Drake University political science professor Dennis Goldford said he thought passage of the health care bill would give Obama a boost or at least avoid the mess the president would have faced if it had failed.
“If he had lost this it would have been disastrous,” said Goldford. “People would be saying that Democrats can’t govern.”
Mark Daley, a Democratic strategist who is working for Democratic Senate hopeful Roxanne Conlin, said Obama’s visit would put the spotlight on Sen. Charles Grassley.
Grassley, who is seeking a sixth term in the Senate, worked through last summer with Democrats on health care reform but eventually became a prominent opponent of the effort.
“This presidential visit is great for us because it’s going to remind Iowans of what they have in Washington,” Daley said, referring to Grassley.
Grassley issued a statement predicting the measure approved by the House would raise taxes, hurt Medicare and cause health insurance premiums to rise.

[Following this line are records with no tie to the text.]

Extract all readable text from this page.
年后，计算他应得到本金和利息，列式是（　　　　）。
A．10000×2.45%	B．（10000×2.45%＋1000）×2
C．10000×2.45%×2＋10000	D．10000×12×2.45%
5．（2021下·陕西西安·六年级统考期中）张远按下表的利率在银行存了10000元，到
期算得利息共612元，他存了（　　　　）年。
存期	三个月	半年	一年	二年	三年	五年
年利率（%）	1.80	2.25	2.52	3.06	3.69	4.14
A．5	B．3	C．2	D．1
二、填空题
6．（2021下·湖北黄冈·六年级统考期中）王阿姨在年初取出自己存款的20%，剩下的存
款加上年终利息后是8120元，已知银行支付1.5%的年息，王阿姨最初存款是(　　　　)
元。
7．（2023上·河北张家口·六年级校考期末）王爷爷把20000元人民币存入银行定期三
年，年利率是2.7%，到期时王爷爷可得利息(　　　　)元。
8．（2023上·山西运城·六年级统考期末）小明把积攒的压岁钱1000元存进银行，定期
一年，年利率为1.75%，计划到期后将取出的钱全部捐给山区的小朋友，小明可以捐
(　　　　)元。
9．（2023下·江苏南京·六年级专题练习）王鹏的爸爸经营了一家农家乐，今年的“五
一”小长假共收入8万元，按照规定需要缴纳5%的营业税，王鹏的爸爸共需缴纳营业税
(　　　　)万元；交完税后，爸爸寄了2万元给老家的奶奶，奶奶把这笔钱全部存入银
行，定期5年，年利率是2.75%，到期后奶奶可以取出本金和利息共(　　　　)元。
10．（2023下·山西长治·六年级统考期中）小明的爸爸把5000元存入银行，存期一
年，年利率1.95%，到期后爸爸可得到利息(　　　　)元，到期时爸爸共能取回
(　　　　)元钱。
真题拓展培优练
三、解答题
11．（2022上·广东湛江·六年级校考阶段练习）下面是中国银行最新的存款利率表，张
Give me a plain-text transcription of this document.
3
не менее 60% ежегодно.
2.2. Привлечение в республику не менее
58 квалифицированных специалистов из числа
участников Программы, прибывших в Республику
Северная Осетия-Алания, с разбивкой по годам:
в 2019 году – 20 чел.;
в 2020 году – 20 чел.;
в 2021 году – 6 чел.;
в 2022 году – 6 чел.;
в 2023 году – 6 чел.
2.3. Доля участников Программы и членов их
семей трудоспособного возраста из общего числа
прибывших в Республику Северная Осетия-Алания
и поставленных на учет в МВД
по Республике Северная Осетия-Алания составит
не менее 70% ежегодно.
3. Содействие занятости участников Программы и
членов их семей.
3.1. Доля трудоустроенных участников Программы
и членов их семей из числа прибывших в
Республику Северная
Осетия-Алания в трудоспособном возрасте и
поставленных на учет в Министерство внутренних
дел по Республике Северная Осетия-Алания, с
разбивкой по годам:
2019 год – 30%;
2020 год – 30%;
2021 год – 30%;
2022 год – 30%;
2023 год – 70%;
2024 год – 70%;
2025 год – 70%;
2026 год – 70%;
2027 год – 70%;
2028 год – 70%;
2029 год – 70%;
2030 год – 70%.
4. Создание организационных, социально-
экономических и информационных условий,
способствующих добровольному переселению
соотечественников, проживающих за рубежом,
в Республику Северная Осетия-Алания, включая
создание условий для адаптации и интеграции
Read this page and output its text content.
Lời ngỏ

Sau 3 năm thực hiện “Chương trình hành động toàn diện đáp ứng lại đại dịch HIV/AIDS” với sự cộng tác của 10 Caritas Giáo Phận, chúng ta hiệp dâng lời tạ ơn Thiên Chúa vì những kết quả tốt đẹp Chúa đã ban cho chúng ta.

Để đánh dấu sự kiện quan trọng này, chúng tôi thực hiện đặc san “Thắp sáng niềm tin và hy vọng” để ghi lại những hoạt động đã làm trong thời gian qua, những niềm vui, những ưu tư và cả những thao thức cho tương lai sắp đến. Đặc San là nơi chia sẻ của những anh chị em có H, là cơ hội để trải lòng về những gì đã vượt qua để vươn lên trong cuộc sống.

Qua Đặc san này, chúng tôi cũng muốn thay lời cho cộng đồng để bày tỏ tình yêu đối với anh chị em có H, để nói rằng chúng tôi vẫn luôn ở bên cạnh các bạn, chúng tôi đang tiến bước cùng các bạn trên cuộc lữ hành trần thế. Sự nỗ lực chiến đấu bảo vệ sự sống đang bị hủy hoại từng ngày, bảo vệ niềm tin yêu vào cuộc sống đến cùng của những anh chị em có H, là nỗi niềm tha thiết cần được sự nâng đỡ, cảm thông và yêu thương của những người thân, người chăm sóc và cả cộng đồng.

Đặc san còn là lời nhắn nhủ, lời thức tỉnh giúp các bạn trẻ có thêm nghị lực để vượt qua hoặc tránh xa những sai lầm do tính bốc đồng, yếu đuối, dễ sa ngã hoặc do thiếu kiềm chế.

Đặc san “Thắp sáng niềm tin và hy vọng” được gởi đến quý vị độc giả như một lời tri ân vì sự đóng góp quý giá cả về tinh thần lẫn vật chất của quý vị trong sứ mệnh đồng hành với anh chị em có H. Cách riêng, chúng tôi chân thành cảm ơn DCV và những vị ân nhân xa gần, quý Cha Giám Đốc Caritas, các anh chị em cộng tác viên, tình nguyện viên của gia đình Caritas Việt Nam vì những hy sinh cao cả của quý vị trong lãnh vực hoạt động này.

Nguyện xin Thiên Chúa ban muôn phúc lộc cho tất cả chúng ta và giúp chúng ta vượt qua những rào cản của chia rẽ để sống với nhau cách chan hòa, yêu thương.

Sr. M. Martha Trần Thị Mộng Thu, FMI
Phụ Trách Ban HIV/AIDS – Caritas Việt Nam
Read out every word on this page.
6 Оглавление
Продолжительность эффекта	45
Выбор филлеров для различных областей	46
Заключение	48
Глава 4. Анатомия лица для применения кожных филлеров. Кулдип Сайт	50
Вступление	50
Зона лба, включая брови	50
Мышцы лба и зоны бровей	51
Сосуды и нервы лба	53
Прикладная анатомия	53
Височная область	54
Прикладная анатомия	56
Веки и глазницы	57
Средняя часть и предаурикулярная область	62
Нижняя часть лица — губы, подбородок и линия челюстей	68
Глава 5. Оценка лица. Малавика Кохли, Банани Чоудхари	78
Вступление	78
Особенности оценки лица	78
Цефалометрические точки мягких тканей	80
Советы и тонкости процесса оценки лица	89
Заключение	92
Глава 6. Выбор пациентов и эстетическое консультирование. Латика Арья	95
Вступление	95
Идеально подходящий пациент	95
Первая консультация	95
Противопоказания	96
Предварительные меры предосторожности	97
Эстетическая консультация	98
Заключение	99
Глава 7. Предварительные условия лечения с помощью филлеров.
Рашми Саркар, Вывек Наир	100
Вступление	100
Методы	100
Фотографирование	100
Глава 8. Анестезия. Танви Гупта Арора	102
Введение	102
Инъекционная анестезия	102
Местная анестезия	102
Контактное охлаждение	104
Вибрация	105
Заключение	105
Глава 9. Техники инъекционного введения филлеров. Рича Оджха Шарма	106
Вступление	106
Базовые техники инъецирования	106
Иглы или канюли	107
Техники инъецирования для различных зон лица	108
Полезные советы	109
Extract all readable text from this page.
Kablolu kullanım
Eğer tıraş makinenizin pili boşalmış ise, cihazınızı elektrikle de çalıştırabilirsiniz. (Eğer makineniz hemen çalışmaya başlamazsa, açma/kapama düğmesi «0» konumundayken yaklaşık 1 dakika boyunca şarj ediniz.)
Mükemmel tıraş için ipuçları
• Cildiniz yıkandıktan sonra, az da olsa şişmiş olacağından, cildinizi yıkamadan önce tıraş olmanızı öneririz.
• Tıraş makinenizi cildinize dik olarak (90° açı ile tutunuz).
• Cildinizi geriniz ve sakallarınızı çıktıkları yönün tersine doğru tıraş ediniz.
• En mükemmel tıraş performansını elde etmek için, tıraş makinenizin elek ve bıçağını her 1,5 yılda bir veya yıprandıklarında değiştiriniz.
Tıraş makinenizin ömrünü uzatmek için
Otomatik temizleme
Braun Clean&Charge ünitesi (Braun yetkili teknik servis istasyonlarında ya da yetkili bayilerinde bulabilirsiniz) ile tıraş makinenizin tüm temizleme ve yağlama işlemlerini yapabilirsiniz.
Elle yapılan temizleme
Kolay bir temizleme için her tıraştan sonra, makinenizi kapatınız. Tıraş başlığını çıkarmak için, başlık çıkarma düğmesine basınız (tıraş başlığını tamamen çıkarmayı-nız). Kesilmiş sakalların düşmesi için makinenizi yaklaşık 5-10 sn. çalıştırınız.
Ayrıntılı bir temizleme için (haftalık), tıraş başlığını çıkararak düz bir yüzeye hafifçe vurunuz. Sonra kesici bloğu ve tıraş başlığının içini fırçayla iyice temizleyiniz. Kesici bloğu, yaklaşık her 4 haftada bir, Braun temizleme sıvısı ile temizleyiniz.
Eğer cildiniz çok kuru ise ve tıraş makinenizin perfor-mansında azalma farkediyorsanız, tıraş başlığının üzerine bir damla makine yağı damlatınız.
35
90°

“Rather than bring the country together around some commonsense reforms, this bill has driven the country further apart, at the very time we need to come together, especially for economic recovery efforts,” he said.
Iowa City Police Chief Sam Hargadine says members of the Secret Service have been in town since Friday preparing for Obama’s visit.
The Secret Service held a briefing with Iowa City police this past Thursday. Details of the visit haven’t yet been announced.
“We’re dusting off a lot of the old plans from previous [presidential] visits,” Hargadine said.
Hargadine said the Secret Service is “familiar” with Iowa City due to the campaign trail.
He said local traffic won’t likely be affected by the president’s visit until Thursday morning.